Third, the limited distribution of CO2 at the height direction is another problem. Because the high temperature of CO2 gas caused this problem, lowering its temperature is the most direct solution. Zhang et al.14 proved the effectiveness of this measure in improving the distribution of CO2 in the height direction using CFD simulation.

Finally, through the quantitative analysis of ECE under different amounts of CO2 usage, setting the target CO2 concentration at a lower level of approximately 500 μmol mol−1 may be a better choice from an energy-efficiency perspective.
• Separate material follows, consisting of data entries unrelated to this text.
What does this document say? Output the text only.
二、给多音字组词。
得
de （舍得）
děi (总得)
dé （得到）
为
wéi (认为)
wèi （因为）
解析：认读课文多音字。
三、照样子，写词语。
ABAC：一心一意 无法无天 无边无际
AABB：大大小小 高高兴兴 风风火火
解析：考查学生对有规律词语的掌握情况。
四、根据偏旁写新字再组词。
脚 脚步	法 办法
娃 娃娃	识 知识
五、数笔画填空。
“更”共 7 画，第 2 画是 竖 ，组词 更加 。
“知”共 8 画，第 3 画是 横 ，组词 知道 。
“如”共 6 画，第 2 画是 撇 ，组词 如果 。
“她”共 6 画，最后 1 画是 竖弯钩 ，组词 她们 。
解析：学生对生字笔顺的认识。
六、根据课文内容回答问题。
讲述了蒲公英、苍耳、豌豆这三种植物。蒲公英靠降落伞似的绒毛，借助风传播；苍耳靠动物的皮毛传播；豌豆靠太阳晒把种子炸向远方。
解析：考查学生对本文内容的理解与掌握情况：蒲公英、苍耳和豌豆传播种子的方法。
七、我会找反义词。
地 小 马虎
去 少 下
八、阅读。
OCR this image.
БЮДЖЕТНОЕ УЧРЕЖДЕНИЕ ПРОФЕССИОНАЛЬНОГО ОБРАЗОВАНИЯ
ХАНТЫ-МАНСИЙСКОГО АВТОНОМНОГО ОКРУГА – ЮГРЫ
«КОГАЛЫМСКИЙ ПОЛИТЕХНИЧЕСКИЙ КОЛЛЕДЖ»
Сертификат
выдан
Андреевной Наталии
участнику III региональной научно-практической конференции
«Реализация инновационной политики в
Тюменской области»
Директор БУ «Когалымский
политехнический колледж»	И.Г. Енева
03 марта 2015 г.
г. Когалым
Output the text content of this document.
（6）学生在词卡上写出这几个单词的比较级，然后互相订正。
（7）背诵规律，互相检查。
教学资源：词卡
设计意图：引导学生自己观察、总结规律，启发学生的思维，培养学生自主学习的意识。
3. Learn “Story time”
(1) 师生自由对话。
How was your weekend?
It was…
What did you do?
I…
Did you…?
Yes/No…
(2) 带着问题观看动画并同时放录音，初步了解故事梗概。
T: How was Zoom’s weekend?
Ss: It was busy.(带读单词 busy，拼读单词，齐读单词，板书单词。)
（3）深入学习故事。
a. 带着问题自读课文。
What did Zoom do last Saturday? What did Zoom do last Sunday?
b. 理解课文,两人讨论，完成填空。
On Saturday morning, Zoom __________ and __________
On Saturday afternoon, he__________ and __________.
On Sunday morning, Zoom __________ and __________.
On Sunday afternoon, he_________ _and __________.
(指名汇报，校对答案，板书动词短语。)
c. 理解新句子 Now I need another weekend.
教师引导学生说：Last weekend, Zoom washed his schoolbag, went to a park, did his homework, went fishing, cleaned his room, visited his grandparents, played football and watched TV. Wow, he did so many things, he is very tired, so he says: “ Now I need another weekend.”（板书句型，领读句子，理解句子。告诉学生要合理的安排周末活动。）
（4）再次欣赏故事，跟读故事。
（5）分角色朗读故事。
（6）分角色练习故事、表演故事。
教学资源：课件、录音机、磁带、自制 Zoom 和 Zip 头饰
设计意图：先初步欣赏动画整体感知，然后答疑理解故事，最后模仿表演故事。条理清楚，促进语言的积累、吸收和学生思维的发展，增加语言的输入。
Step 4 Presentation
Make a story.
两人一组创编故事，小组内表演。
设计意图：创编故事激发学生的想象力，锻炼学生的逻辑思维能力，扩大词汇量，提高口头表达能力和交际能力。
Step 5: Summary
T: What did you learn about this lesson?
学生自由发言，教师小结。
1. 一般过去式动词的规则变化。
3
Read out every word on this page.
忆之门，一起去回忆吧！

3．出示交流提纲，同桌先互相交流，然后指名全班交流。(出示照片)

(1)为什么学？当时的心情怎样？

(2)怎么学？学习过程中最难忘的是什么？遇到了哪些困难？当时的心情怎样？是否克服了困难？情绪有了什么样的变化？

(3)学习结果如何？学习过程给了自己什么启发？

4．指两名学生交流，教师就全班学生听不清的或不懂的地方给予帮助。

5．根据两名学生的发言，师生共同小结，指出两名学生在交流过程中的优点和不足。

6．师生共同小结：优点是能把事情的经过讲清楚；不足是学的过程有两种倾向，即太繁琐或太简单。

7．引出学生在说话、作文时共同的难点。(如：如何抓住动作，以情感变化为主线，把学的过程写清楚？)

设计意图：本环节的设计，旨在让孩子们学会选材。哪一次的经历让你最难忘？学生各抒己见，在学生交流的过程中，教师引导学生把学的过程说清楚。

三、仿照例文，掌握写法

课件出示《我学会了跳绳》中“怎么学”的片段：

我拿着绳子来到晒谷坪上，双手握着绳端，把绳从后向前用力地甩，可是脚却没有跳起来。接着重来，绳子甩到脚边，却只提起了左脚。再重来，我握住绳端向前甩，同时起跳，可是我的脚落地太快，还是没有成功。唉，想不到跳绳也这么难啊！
The above discussion of improvement measures was based on continually using the existing CO2 enrichment method. Various improvement measures may improve the application effect to a certain extent, but fundamental improvement is not guaranteed. Therefore, to make a qualitative change in the performance of CO2 enrichment in commercial production, the enrichment method needs to be fundamentally changed. A recently proposed new enrichment method (i.e. crop-local enrichment) may be an ideal solution14,24,26,27, as it enables CO2 gas transport to the cultivation area while directly releasing it into the crop canopy, thereby creating the highest CO2 concentration environment just around the strawberry canopy while ensuring good uniformity in the cultivation area.

Conclusion

Spatial distribution of photosynthesis and CO2 within greenhouses under the CO2 enrichment was visualised using a CFD simulation–photosynthetic model. These distributions were characterised by the geometric features of greenhouses. Namely, the average value of CO2 concentration and photosynthetic rate decreased due to greenhouse scale from Small to the Large + Wide tests design issues, and the uniformity of their distribution deteriorated as the aspect ratio increased. In particular, for the Long Greenhouse, due to an imbalance of capacities of CO2 gas generation and transport, some areas had concentrations below and above the target concentration. However, most areas in the Long Greenhouse had a photosynthetic rate same as that of the Small Greenhouse, which can be attributed to the saturated relationship between photosynthetic rate and CO2 concentration. Furthermore, ECE peaked when the average CO2 concentration in the cultivation area was ~ 500 μmol mol−1 for Long and Long + Wide Greenhouses, and a subsequently continuous increase in the CO2 concentration would reduce efficiency. Considering the CO2 enrichment problems observed in commercial production, setting the target CO2 concentration to around 500 μmol mol−1 seems reasonable. Other measures, such as daytime running of circulation fans and crop-localised CO2 enrichment, could also be better choices, although they are yet to receive widespread applications in commercial greenhouses.